Japanese Match Safe with Farmers in Rainstorm


This Japanese match safe features the image of two farmers seeking shelter from the rain. Diagonal lines represent pouring rain, and the legs of the farmers can be seen running through a field while covering their heads with umbrellas or bails of hay. The scene has a backdrop of a beautiful landscape with trees and a roofed structure. Dragons wrap around the outer edge of the match safe, creating a border with their bodies that frames the image of the rain. This match safe has an exceptionally beautiful patina. The brass has taken on various shades of brown, with warm reddish hues that swirls into each other like grains of wood. 

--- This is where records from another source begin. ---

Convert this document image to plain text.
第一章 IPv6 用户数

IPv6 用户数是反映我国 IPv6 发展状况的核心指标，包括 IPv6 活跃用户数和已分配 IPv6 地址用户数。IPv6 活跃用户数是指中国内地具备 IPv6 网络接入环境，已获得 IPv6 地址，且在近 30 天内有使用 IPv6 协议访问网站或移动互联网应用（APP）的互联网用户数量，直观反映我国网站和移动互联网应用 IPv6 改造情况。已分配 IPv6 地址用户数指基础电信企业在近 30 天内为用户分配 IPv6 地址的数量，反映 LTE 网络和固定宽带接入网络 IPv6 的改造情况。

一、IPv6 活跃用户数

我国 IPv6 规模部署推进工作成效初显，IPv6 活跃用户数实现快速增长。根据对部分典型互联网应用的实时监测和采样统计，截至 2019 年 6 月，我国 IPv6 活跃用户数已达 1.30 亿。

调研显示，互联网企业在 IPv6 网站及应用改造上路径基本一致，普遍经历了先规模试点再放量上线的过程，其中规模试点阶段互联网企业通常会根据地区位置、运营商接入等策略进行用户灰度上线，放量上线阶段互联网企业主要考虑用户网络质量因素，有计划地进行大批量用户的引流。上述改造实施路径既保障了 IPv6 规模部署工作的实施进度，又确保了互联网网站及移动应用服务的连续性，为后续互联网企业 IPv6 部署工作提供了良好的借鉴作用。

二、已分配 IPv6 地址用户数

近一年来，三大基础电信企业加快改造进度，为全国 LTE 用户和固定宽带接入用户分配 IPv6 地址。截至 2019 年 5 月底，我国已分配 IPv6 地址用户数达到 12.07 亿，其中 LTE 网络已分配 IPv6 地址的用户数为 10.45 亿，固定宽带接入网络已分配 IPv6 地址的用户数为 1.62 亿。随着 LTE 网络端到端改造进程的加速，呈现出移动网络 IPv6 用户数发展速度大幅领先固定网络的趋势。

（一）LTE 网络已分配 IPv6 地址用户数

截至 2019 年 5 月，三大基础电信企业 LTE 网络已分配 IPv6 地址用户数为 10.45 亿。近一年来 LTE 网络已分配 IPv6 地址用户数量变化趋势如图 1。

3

Circa the 1880’s or 1890’s, this match safe was made at a time when Japan was shifting from a warring society to a time of peace. Metalsmiths who once made armor and weapons for samurai needed to find new ways to use their skills. Around the same time, Western colonialism was making a major impact on Japan, and trade with the West was becoming prominent. As a new source of income, metalsmiths began making art and decorative objects—like this beautiful match safe—which became highly sought after in the West for their incredible craftsmanship. This eventually led to the Aesthetic movement of the Victorian era. 

The match safe measures 2 1/8” x 1 1/4” x 3/8”. It weighs 19.32 grams.